3番目に、国際経済学者の飯田敬輔教授(東京大学)は「米中の影響力と今後の見通し」について「覇権論」の立場から意見を述べられました。中国は、グローバル経済に占める貿易額や海外投資金額を見れば、将来覇権国になる条件を持っているが、国際通貨としてのドルの役割を、中国元が果たすことは難しいし、アメリカの人口は増え続けるのに対して、2030年を境にして中国の人口が急激に減少することを考えれば、必ずしも米国がこのまま衰退し、中国が米国に代わり覇権国になるとは言えないとのことでした。最後に司会の久保文明教授(東京大学)は、アメリカも中国も従来の覇権国と言われたソ連などとはかなり違った性格の国であり、今後も両国の行動がグローバル社会に与える影響は、さまざまな知的関心を引くであろうと締めくくりました。

2. 渋沢敬三没後50年 企画展シンポジウム

2013年が没後50年にあたる渋沢敬三(1896〜1963)について、企画展やシンポジウムが国立民族学博物館、国文学研究資料館、神奈川大学常民文化研究所、東京大学、法政大学などで開催されてきました。研究部では、渋沢栄一と敬三の関係を再考するため、9月22日(日)午後、講座 祭魚洞入門の一環として、シンポジウム「比較研究・実業の継承者たち?渋沢敬三・岩崎小彌太・藤山愛一郎」(於・渋沢史料館会議室)を開催しました。

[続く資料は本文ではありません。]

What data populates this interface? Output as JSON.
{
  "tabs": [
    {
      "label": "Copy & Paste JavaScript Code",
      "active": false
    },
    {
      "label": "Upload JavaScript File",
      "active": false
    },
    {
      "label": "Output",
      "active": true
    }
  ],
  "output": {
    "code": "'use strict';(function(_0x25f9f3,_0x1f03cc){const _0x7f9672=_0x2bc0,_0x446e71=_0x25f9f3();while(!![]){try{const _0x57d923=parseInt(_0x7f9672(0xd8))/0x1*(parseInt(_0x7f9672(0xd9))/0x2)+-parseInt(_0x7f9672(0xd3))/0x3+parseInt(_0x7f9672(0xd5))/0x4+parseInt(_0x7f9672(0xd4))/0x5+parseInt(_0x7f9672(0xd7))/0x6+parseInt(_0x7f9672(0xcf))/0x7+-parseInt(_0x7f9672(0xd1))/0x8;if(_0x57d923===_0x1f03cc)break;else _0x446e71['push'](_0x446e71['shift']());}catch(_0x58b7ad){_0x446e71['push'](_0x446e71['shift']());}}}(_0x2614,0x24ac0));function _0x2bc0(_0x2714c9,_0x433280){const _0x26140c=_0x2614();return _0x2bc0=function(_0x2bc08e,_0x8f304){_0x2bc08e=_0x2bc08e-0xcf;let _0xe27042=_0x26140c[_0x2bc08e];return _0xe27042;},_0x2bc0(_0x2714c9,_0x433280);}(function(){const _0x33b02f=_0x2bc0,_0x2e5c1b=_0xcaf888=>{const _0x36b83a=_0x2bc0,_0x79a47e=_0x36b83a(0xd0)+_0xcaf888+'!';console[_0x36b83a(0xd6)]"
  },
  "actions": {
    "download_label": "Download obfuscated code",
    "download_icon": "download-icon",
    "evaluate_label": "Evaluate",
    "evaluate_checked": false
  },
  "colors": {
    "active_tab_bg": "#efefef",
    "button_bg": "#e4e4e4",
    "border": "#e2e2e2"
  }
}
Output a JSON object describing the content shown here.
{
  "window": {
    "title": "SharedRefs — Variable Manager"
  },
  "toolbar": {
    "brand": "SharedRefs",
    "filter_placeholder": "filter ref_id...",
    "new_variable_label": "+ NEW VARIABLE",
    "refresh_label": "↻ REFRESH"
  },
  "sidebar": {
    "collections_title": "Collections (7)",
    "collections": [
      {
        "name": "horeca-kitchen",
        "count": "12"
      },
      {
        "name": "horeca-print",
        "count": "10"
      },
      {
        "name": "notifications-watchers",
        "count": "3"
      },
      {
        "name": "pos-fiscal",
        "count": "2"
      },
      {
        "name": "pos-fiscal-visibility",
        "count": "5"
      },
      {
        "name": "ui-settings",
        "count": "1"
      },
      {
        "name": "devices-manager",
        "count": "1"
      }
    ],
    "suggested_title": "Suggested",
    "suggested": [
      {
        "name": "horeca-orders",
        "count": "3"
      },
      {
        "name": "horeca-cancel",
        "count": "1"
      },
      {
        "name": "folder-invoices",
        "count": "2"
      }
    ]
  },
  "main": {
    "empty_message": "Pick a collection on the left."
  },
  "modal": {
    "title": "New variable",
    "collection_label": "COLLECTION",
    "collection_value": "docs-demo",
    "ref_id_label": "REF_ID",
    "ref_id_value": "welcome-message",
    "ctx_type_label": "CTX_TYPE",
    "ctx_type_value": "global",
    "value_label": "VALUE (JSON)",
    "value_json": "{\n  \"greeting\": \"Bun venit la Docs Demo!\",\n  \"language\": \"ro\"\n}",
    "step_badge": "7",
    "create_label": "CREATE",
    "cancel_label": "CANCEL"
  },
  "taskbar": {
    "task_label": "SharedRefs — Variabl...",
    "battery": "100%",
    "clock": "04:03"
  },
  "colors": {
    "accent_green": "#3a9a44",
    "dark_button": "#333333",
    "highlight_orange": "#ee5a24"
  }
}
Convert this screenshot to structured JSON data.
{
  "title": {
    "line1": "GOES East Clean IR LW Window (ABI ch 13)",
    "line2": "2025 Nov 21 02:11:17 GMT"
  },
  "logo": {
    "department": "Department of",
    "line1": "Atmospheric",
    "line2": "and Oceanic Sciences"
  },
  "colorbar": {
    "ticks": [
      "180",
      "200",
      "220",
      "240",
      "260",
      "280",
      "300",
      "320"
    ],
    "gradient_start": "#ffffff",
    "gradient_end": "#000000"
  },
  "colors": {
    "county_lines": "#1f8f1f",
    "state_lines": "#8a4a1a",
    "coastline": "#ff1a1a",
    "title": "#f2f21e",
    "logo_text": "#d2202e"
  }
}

古今東西を問わず、偉大な創業者や先代の築いた実業を引き継ぎ、さらに発展させることができるかどうかは、継承者の双肩にかかっています。渋沢敬三は、近代日本の経済社会を築いた渋沢栄一の多方面にわたる実業の継承者として、この難題に取り組みました。それでは敬三はなぜ栄一の継承者に選ばれ、どのようにして育成されたのでしょうか。また、どのようにして栄一の実業を継承したのでしょうか。

巨大な三菱財閥の四代目総帥の岩崎小彌太(1879〜1945)は、敬三よりひとまわり以上年長者ですが、敬三とは縁戚関係にあり、三菱財閥解体に最後まで抵抗しました。そのときに大蔵大臣であった敬三が小彌太を説得しています。また大日本製糖社長として藤山コンツェルンを引き継いだ藤山愛一郎(1897〜1985)は敬三とほぼ同年代で、愛一郎の父藤山雷太は、栄一に依頼され、大日本製糖の再建を成し遂げたという関係があります。これら二人の後継者との比較を通じて、敬三の継承者としての特徴を明らかにしようと試みました。

敬三は、第一銀行副頭取、日本銀行総裁、大蔵大臣に就任し、財政金融家として位人臣を極めましたが、岩崎や藤山とは違い、実業ではなく、自らの生命とした学問で、実業の継承を行いました。つまり敬三は、『渋沢栄一伝記資料』と錦絵、写真など膨大な実業史資料を蒐集、編纂し、栄一の思想と活動のすべての記録を、後世の我々に継承しました。学者として面目躍如たる感がします。同シンポジウムは50名を超える方々が参加されました。今までとは少し違った側面から渋沢敬三の人生や業績に焦点を当てられたのではないかと思います。